Aux termes de l’article 700 du code de procédure civile, le juge peut condamner la partie perdante à payer une somme au titre des frais de justice exposés et non compris dans les dépens. Cependant, pour des raisons d’équité tirées de la situation des parties, il peut, même d’office, dire qu’il n’y a pas lieu à cette condamnation.
En l’espèce, l’équité et la situation économique respective des parties commandent d’écarter toute condamnation au titre de l’article 700 du code de procédure civile. La société demanderesse sera donc déboutée de sa demande à ce titre.
Enfin, selon l’article 514 du code de procédure civile, les décisions de première instance sont de droit exécutoires à titre provisoire à moins que la loi ou la décision rendue n’en dispose autrement. Toutefois, selon l’article 514-1 du même code, le juge peut écarter l’exécution provisoire de droit, en tout ou partie, s’il estime qu’elle est incompatible avec la nature de l’affaire. Il statue, d’office ou à la demande d’une partie, par décision spécialement motivée.
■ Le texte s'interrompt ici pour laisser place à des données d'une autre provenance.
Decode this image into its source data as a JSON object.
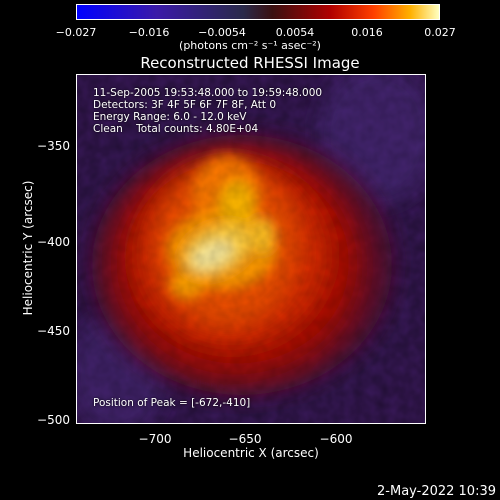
{
  "colorbar": {
    "ticks": [
      "−0.027",
      "−0.016",
      "−0.0054",
      "0.0054",
      "0.016",
      "0.027"
    ],
    "units": "(photons cm⁻² s⁻¹ asec⁻²)"
  },
  "title": "Reconstructed RHESSI Image",
  "annotations": {
    "line1": "11-Sep-2005 19:53:48.000 to 19:59:48.000",
    "line2": "Detectors: 3F 4F 5F 6F 7F 8F, Att 0",
    "line3": "Energy Range: 6.0 - 12.0 keV",
    "line4": "Clean    Total counts: 4.80E+04",
    "peak": "Position of Peak = [-672,-410]"
  },
  "axes": {
    "xlabel": "Heliocentric X (arcsec)",
    "ylabel": "Heliocentric Y (arcsec)",
    "xticks": [
      "−700",
      "−650",
      "−600"
    ],
    "yticks": [
      "−350",
      "−400",
      "−450",
      "−500"
    ]
  },
  "footer": {
    "date": "2-May-2022 10:39"
  }
}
En l’espèce, l’exécution provisoire n’étant pas incompatible avec la nature de l’affaire, il n’y a pas lieu d’écarter l’exécution provisoire de droit de la présente décision.
PAR CES MOTIFS,
Le juge des contentieux de la protection, statuant publiquement par mise à disposition au greffe, par jugement réputé contradictoire et en premier ressort :
DÉCLARE la S.A. BPCE FINANCEMENT recevable en sa demande en paiement au titre du prêt n° 4414 806 700 1100 consenti le 06 août 2013 à M. [P] [M] [R] et Mme [V] [D] [N] [I] épouse [M] [R] ;
CONSTATE la déchéance du terme de ce prêt ;
PRONONCE la déchéance du droit aux intérêts contractuels de ce prêt ;
CONDAMNE solidairement M. [P] [M] [R] et Mme [V] [D] [N] [I] épouse [M] [R] à payer à la S.A. BPCE FINANCEMENT la somme de 6 209,39 euros au titre du contrat de prêt précité, avec intérêts au taux légal à compter du 01er juin 2023, mais sans la majoration prévue à l’article L. 313-3 du code monétaire et financier ;
CONDAMNE in solidum M. [P] [M] [R] et Mme [V] [D] [N] [I] épouse [M] [R] aux dépens de l’instance ;
DÉBOUTE la S.A. BPCE FINANCEMENT de sa demande au titre de l’article 700 du code de procédure civile ;
RAPPELLE l’exécution provisoire de droit de la présente décision.
Le présent jugement prononcé hors la présence du public, par mise à disposition au greffe le 14 mai 2025, a été signé par le président et la greffière.